That's why I said "or". 🙂 All of the non-flat-memory types have greater overhead if a copy is required, and it scales up pretty fast and often non-linearly as memory gets depleted and finding an empty block gets harder.
There's a whole science to performance that is generally not of interest to most programmers (G or otherwise!), but becomes critical when coding library functions for manipulating potentially large data structures.
Reasonably, isn't there a limit to the number of dimensions we can expect? I'd say a 5D array would be wild. 10D for sure. Not sure if LabVIEW has a limit. Hardcoding the loops up to 20D would be silly, but possible. This would also allow an array of clusters as a return value. After 20D, the fallback could be the less efficient reshape.
Yes, .vim recursion is not possible jet. (And if you try real hard, LV does indeed crash. All kinds of expected weirdness, like popups asking to save SwapInstanceVIUnusedName2.)

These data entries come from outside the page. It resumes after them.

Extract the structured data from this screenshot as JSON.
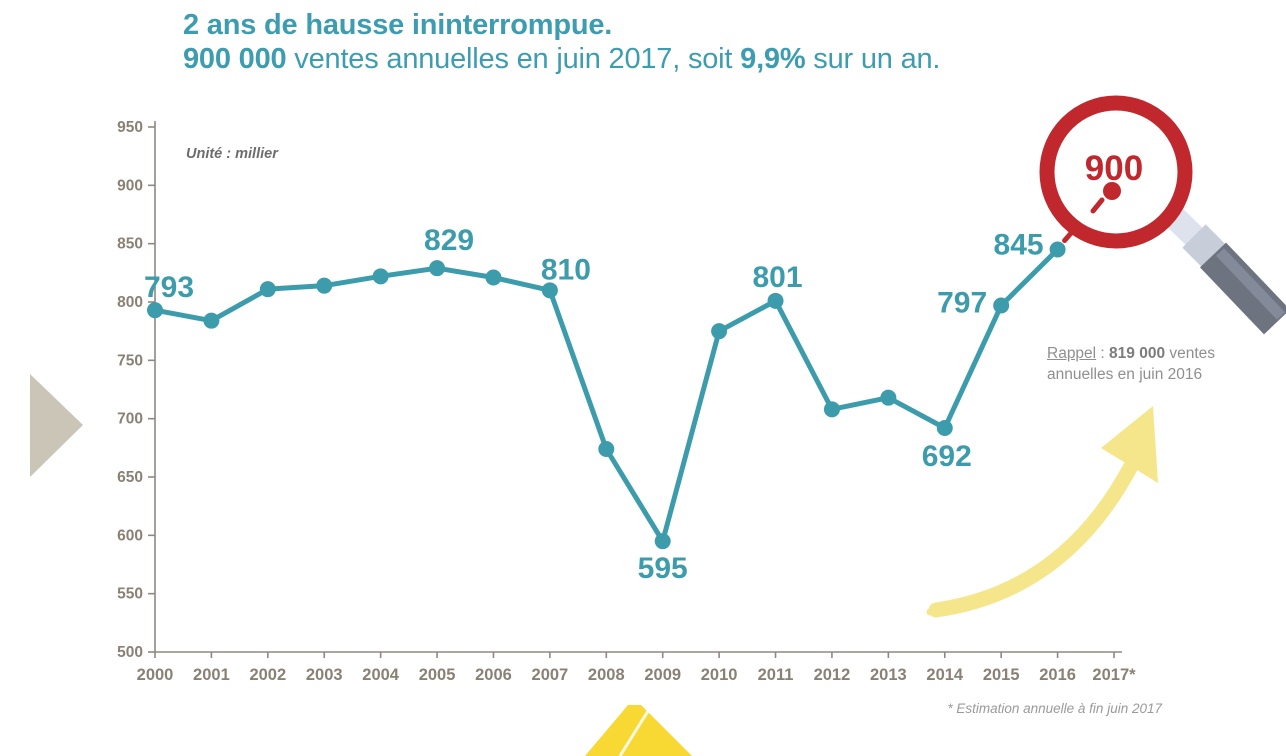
{
  "title": {
    "line1": "2 ans de hausse ininterrompue.",
    "line2_bold1": "900 000",
    "line2_mid": " ventes annuelles en juin 2017, soit ",
    "line2_bold2": "9,9%",
    "line2_end": " sur un an."
  },
  "chart_data": {
    "type": "line",
    "unit_label": "Unité : millier",
    "categories": [
      "2000",
      "2001",
      "2002",
      "2003",
      "2004",
      "2005",
      "2006",
      "2007",
      "2008",
      "2009",
      "2010",
      "2011",
      "2012",
      "2013",
      "2014",
      "2015",
      "2016",
      "2017*"
    ],
    "values": [
      793,
      784,
      811,
      814,
      822,
      829,
      821,
      810,
      674,
      595,
      775,
      801,
      708,
      718,
      692,
      797,
      845,
      900
    ],
    "point_labels": [
      {
        "category": "2000",
        "value": 793
      },
      {
        "category": "2005",
        "value": 829
      },
      {
        "category": "2007",
        "value": 810
      },
      {
        "category": "2009",
        "value": 595
      },
      {
        "category": "2011",
        "value": 801
      },
      {
        "category": "2014",
        "value": 692
      },
      {
        "category": "2015",
        "value": 797
      },
      {
        "category": "2016",
        "value": 845
      }
    ],
    "xlabel": "",
    "ylabel": "",
    "ylim": [
      500,
      950
    ],
    "ytick_step": 50,
    "grid": false,
    "legend": false,
    "line_color": "#3d9cac",
    "axis_color": "#8f8880",
    "axis_label_color": "#8a8174",
    "highlight_color": "#c0282d",
    "last_point_in_magnifier": true
  },
  "magnifier": {
    "value": "900",
    "ring_color": "#c0282d"
  },
  "rappel": {
    "label": "Rappel",
    "separator": " : ",
    "bold_value": "819 000",
    "rest": " ventes annuelles en juin 2016"
  },
  "footnote": "* Estimation annuelle à fin juin 2017",
  "decor": {
    "left_triangle_color": "#cac5b7",
    "yellow_arrow_color": "#f5e68c",
    "bottom_shape_color": "#f8d832"
  }
}
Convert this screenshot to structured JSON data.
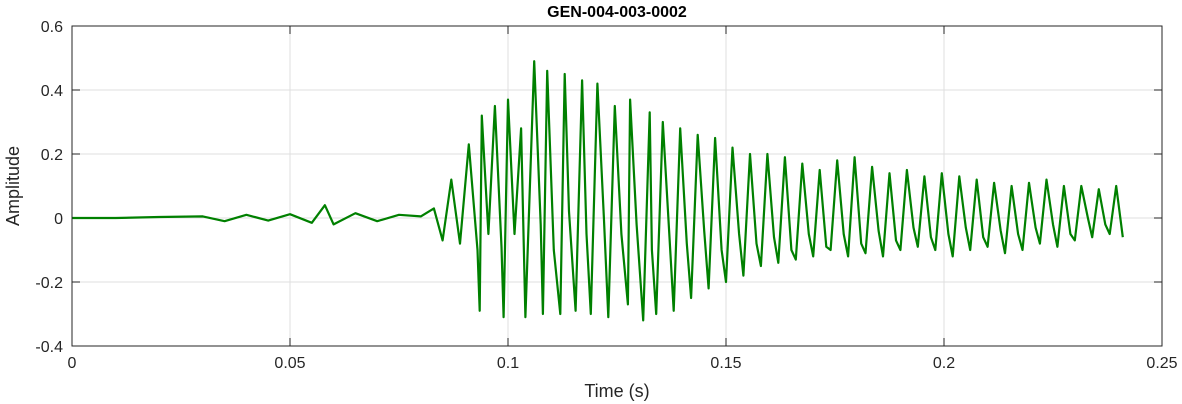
{
  "chart_data": {
    "type": "line",
    "title": "GEN-004-003-0002",
    "xlabel": "Time (s)",
    "ylabel": "Amplitude",
    "xlim": [
      0,
      0.25
    ],
    "ylim": [
      -0.4,
      0.6
    ],
    "xticks": [
      "0",
      "0.05",
      "0.1",
      "0.15",
      "0.2",
      "0.25"
    ],
    "yticks": [
      "-0.4",
      "-0.2",
      "0",
      "0.2",
      "0.4",
      "0.6"
    ],
    "grid": true,
    "series": [
      {
        "color": "#008000",
        "x": [
          0,
          0.01,
          0.02,
          0.03,
          0.035,
          0.04,
          0.045,
          0.05,
          0.055,
          0.058,
          0.06,
          0.065,
          0.07,
          0.075,
          0.08,
          0.083,
          0.085,
          0.087,
          0.089,
          0.091,
          0.093,
          0.0935,
          0.094,
          0.0955,
          0.097,
          0.0985,
          0.099,
          0.1,
          0.1015,
          0.103,
          0.104,
          0.106,
          0.1075,
          0.108,
          0.109,
          0.1105,
          0.112,
          0.113,
          0.114,
          0.1155,
          0.117,
          0.118,
          0.119,
          0.1205,
          0.122,
          0.123,
          0.1245,
          0.126,
          0.1275,
          0.128,
          0.1295,
          0.131,
          0.1325,
          0.133,
          0.134,
          0.1355,
          0.137,
          0.138,
          0.1395,
          0.141,
          0.142,
          0.1435,
          0.145,
          0.146,
          0.1475,
          0.149,
          0.15,
          0.1515,
          0.153,
          0.154,
          0.1555,
          0.157,
          0.158,
          0.1595,
          0.161,
          0.162,
          0.1635,
          0.165,
          0.166,
          0.1675,
          0.169,
          0.17,
          0.1715,
          0.173,
          0.174,
          0.1755,
          0.177,
          0.178,
          0.1795,
          0.181,
          0.182,
          0.1835,
          0.185,
          0.186,
          0.1875,
          0.189,
          0.19,
          0.1915,
          0.193,
          0.194,
          0.1955,
          0.197,
          0.198,
          0.1995,
          0.201,
          0.202,
          0.2035,
          0.205,
          0.206,
          0.2075,
          0.209,
          0.21,
          0.2115,
          0.213,
          0.214,
          0.2155,
          0.217,
          0.218,
          0.2195,
          0.221,
          0.222,
          0.2235,
          0.225,
          0.226,
          0.2275,
          0.229,
          0.23,
          0.2315,
          0.233,
          0.234,
          0.2355,
          0.237,
          0.238,
          0.2395,
          0.241
        ],
        "y": [
          0,
          0,
          0.003,
          0.005,
          -0.01,
          0.01,
          -0.008,
          0.012,
          -0.015,
          0.04,
          -0.02,
          0.015,
          -0.01,
          0.01,
          0.005,
          0.03,
          -0.07,
          0.12,
          -0.08,
          0.23,
          -0.1,
          -0.29,
          0.32,
          -0.05,
          0.35,
          -0.09,
          -0.31,
          0.37,
          -0.05,
          0.28,
          -0.31,
          0.49,
          -0.02,
          -0.3,
          0.46,
          -0.1,
          -0.3,
          0.45,
          0.02,
          -0.29,
          0.43,
          -0.05,
          -0.3,
          0.42,
          0.0,
          -0.31,
          0.35,
          -0.05,
          -0.27,
          0.37,
          -0.02,
          -0.32,
          0.33,
          -0.1,
          -0.3,
          0.3,
          -0.05,
          -0.29,
          0.28,
          -0.08,
          -0.25,
          0.26,
          -0.04,
          -0.22,
          0.25,
          -0.1,
          -0.2,
          0.22,
          -0.05,
          -0.18,
          0.2,
          -0.08,
          -0.15,
          0.2,
          -0.06,
          -0.14,
          0.19,
          -0.1,
          -0.13,
          0.17,
          -0.05,
          -0.12,
          0.15,
          -0.09,
          -0.1,
          0.18,
          -0.05,
          -0.12,
          0.19,
          -0.08,
          -0.11,
          0.16,
          -0.04,
          -0.12,
          0.14,
          -0.07,
          -0.1,
          0.15,
          -0.03,
          -0.09,
          0.13,
          -0.06,
          -0.1,
          0.14,
          -0.05,
          -0.12,
          0.13,
          -0.03,
          -0.1,
          0.12,
          -0.06,
          -0.09,
          0.11,
          -0.04,
          -0.11,
          0.1,
          -0.05,
          -0.1,
          0.11,
          -0.03,
          -0.08,
          0.12,
          -0.02,
          -0.09,
          0.1,
          -0.05,
          -0.07,
          0.1,
          0.0,
          -0.06,
          0.09,
          -0.02,
          -0.05,
          0.1,
          -0.06
        ]
      }
    ]
  }
}
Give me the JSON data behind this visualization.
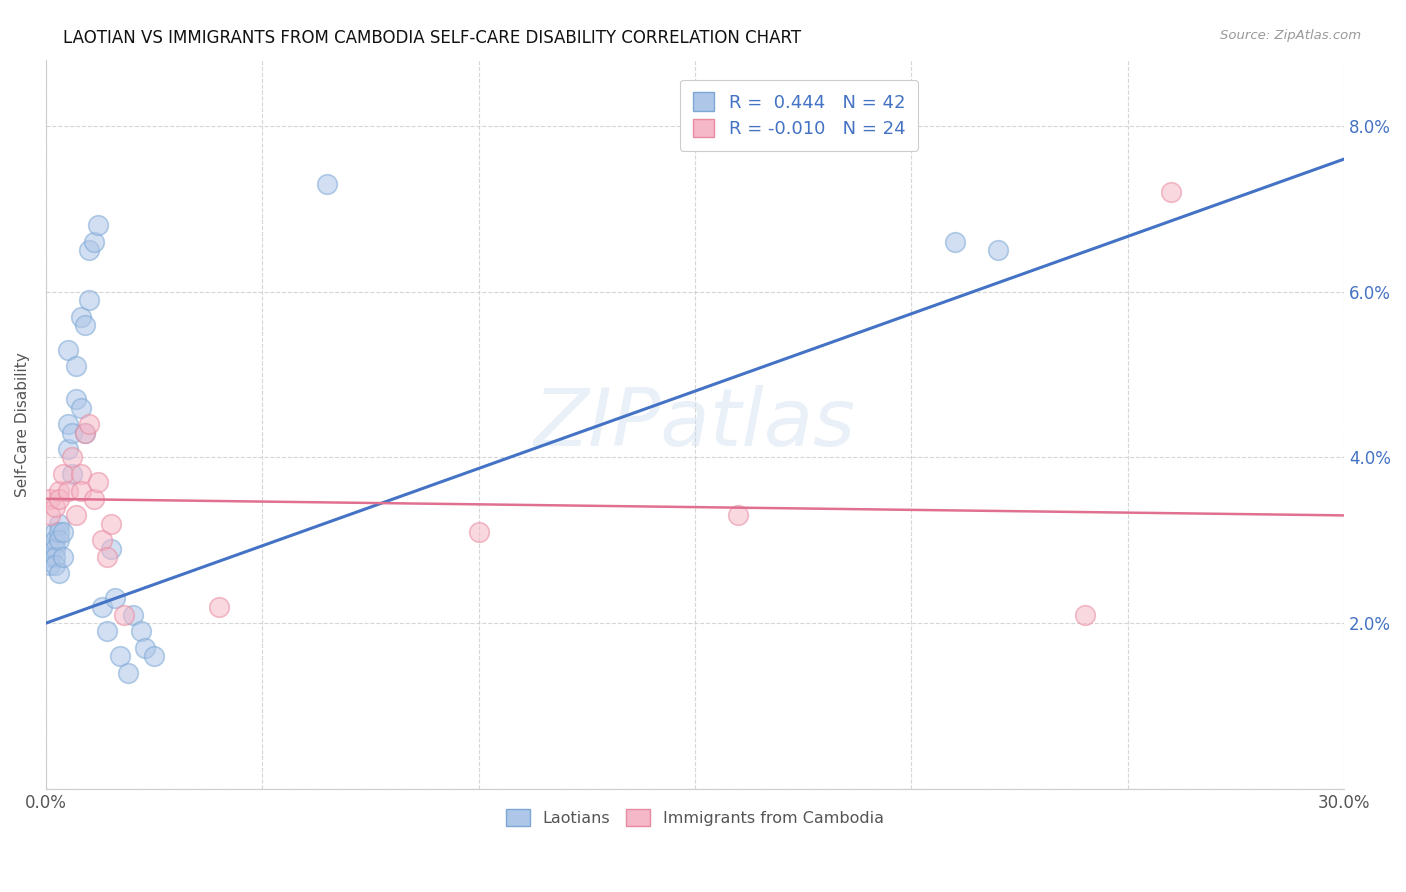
{
  "title": "LAOTIAN VS IMMIGRANTS FROM CAMBODIA SELF-CARE DISABILITY CORRELATION CHART",
  "source": "Source: ZipAtlas.com",
  "ylabel": "Self-Care Disability",
  "xlim": [
    0.0,
    0.3
  ],
  "ylim": [
    0.0,
    0.088
  ],
  "xtick_positions": [
    0.0,
    0.05,
    0.1,
    0.15,
    0.2,
    0.25,
    0.3
  ],
  "xtick_labels": [
    "0.0%",
    "",
    "",
    "",
    "",
    "",
    "30.0%"
  ],
  "ytick_positions": [
    0.0,
    0.02,
    0.04,
    0.06,
    0.08
  ],
  "ytick_labels_right": [
    "",
    "2.0%",
    "4.0%",
    "6.0%",
    "8.0%"
  ],
  "blue_fill": "#aec6e8",
  "blue_edge": "#7ba7d4",
  "pink_fill": "#f5b8c8",
  "pink_edge": "#e88aa0",
  "blue_line_color": "#4472c4",
  "pink_line_color": "#e07090",
  "watermark": "ZIPatlas",
  "legend_line1": "R =  0.444   N = 42",
  "legend_line2": "R = -0.010   N = 24",
  "legend_color": "#4472c4",
  "blue_x": [
    0.001,
    0.001,
    0.001,
    0.002,
    0.002,
    0.002,
    0.002,
    0.002,
    0.003,
    0.003,
    0.003,
    0.003,
    0.004,
    0.004,
    0.005,
    0.005,
    0.005,
    0.006,
    0.006,
    0.007,
    0.007,
    0.008,
    0.008,
    0.009,
    0.009,
    0.01,
    0.01,
    0.011,
    0.012,
    0.013,
    0.014,
    0.015,
    0.016,
    0.017,
    0.019,
    0.02,
    0.022,
    0.023,
    0.025,
    0.065,
    0.21,
    0.22
  ],
  "blue_y": [
    0.029,
    0.028,
    0.027,
    0.031,
    0.03,
    0.029,
    0.028,
    0.027,
    0.032,
    0.031,
    0.03,
    0.026,
    0.031,
    0.028,
    0.053,
    0.044,
    0.041,
    0.043,
    0.038,
    0.051,
    0.047,
    0.057,
    0.046,
    0.056,
    0.043,
    0.059,
    0.065,
    0.066,
    0.068,
    0.022,
    0.019,
    0.029,
    0.023,
    0.016,
    0.014,
    0.021,
    0.019,
    0.017,
    0.016,
    0.073,
    0.066,
    0.065
  ],
  "pink_x": [
    0.001,
    0.001,
    0.002,
    0.003,
    0.003,
    0.004,
    0.005,
    0.006,
    0.007,
    0.008,
    0.008,
    0.009,
    0.01,
    0.011,
    0.012,
    0.013,
    0.014,
    0.015,
    0.018,
    0.04,
    0.1,
    0.16,
    0.24,
    0.26
  ],
  "pink_y": [
    0.035,
    0.033,
    0.034,
    0.036,
    0.035,
    0.038,
    0.036,
    0.04,
    0.033,
    0.038,
    0.036,
    0.043,
    0.044,
    0.035,
    0.037,
    0.03,
    0.028,
    0.032,
    0.021,
    0.022,
    0.031,
    0.033,
    0.021,
    0.072
  ],
  "blue_trend_x": [
    0.0,
    0.3
  ],
  "blue_trend_y": [
    0.02,
    0.076
  ],
  "pink_trend_x": [
    0.0,
    0.3
  ],
  "pink_trend_y": [
    0.035,
    0.033
  ]
}
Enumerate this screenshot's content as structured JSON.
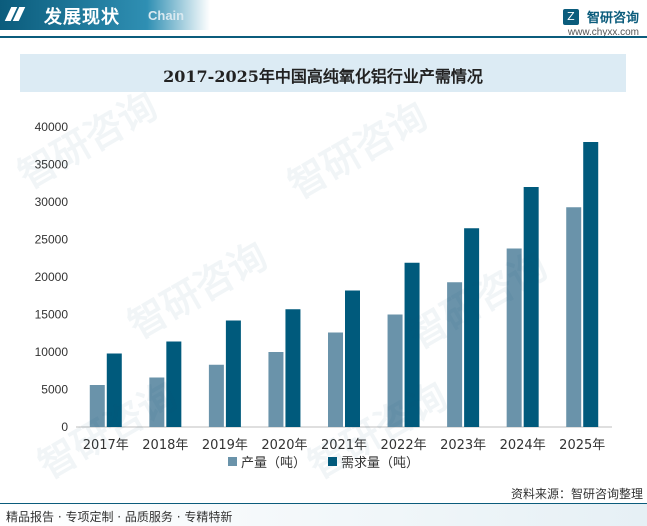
{
  "header": {
    "title": "发展现状",
    "subtitle": "Chain",
    "brand_name": "智研咨询",
    "brand_url": "www.chyxx.com",
    "logo_glyph": "Z"
  },
  "watermark_text": "智研咨询",
  "source": "资料来源：智研咨询整理",
  "footer": "精品报告 · 专项定制 · 品质服务 · 专精特新",
  "colors": {
    "production": "#6a93aa",
    "demand": "#005a7c",
    "header": "#0b5c7c",
    "title_bg": "#dcebf4"
  },
  "chart_data": {
    "type": "bar",
    "title": "2017-2025年中国高纯氧化铝行业产需情况",
    "categories": [
      "2017年",
      "2018年",
      "2019年",
      "2020年",
      "2021年",
      "2022年",
      "2023年",
      "2024年",
      "2025年"
    ],
    "series": [
      {
        "name": "产量（吨）",
        "values": [
          5600,
          6600,
          8300,
          10000,
          12600,
          15000,
          19300,
          23800,
          29300
        ]
      },
      {
        "name": "需求量（吨）",
        "values": [
          9800,
          11400,
          14200,
          15700,
          18200,
          21900,
          26500,
          32000,
          38000
        ]
      }
    ],
    "yticks": [
      0,
      5000,
      10000,
      15000,
      20000,
      25000,
      30000,
      35000,
      40000
    ],
    "ylim": [
      0,
      40000
    ],
    "xlabel": "",
    "ylabel": "",
    "legend_position": "bottom",
    "grid": false
  }
}
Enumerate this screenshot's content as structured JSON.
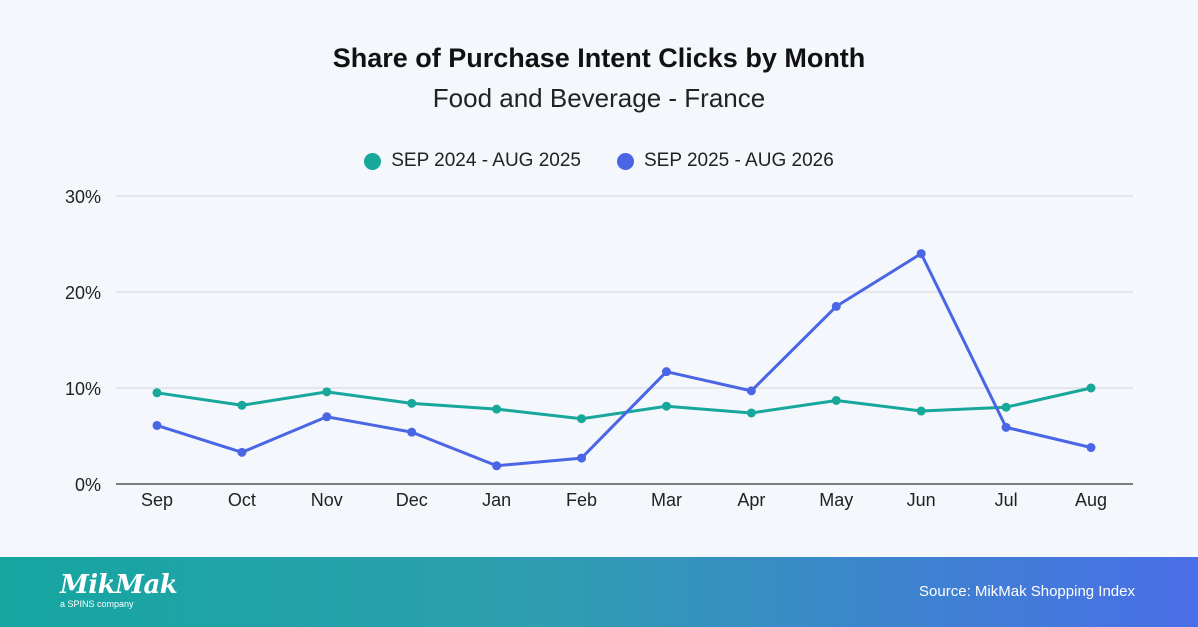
{
  "title": "Share of Purchase Intent Clicks by Month",
  "subtitle": "Food and Beverage - France",
  "legend": [
    {
      "label": "SEP 2024 - AUG 2025",
      "color": "#18a79b"
    },
    {
      "label": "SEP 2025 - AUG 2026",
      "color": "#4a66e5"
    }
  ],
  "footer": {
    "logo_text": "MikMak",
    "logo_tagline": "a SPINS company",
    "source": "Source: MikMak Shopping Index"
  },
  "chart_data": {
    "type": "line",
    "title": "Share of Purchase Intent Clicks by Month",
    "subtitle": "Food and Beverage - France",
    "categories": [
      "Sep",
      "Oct",
      "Nov",
      "Dec",
      "Jan",
      "Feb",
      "Mar",
      "Apr",
      "May",
      "Jun",
      "Jul",
      "Aug"
    ],
    "series": [
      {
        "name": "SEP 2024 - AUG 2025",
        "color": "#18a79b",
        "values": [
          9.5,
          8.2,
          9.6,
          8.4,
          7.8,
          6.8,
          8.1,
          7.4,
          8.7,
          7.6,
          8.0,
          10.0
        ]
      },
      {
        "name": "SEP 2025 - AUG 2026",
        "color": "#4a66e5",
        "values": [
          6.1,
          3.3,
          7.0,
          5.4,
          1.9,
          2.7,
          11.7,
          9.7,
          18.5,
          24.0,
          5.9,
          3.8
        ]
      }
    ],
    "ylim": [
      0,
      30
    ],
    "yticks": [
      0,
      10,
      20,
      30
    ],
    "ytick_labels": [
      "0%",
      "10%",
      "20%",
      "30%"
    ],
    "grid": true,
    "legend_position": "top-center"
  }
}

I think recursive .vim's should be (theoretically, not at the moment) possible as long as the recursion is in a by default "Declined" case of a Type Specialization Structure. That would allow the editor to not have a broken VI. Then it might still go to infinite recursion at instantiation time, but it make solutions for this problem possible. The problem is (I think?) determining whether it will crash or not at instantiation time and preventing that. A luxury for me (I can live with a crash if I do stupid things), but (understandably) a requirement for NI.
>Because of the performance problems of Reshape Array, I would advise >users against using this function.
Could we not eliminate these performance problems, at least for just interpreting an n-D array, which is stored in memory as a 1D list, as the equivalent 1D array? Why is a full copy needed, rather than some subarray-type magic?
> Hardcoding the loops up to 20D would be silly, but possible.
It's a reasonable point for this particular VI. I've actually monitored for 15+ years for any VI going through my system, as I work on CARs from various customers, for any array over 5 dimensions. Never seen one yet. Not saying they don't exist, but hardcoding up through, say, 8, would push it into "I'm ok with that being a special case" territory.
If you look inside LV 2018, you'll see a bunch of new array VIMs in the shipping examples. There's some tuning still to be done, but I want to move those to the palettes in 2019 if possible. I could see putting this on the list.
The other approach would be to use an XNode, which can script as many dimensions as required. It's a pity they're not quite stable enough to release officially.
Using an XNode wouldn't change much. An XNode is automatically polymorphic, but it will not avoid having to use the "reshape array" function (in the Ability GenerateCode) ... and it is mainly this function that raises a problem.
An XNode could script as many for loops around the search as needed (or in fact script anything required). If this can be programmed manually, and XNode could do this automatically. It will be possible to eliminate the reshape.
Not that an XNode is the solution, they usually end up being a problem. And a lot of work to make... And not supported in NXG.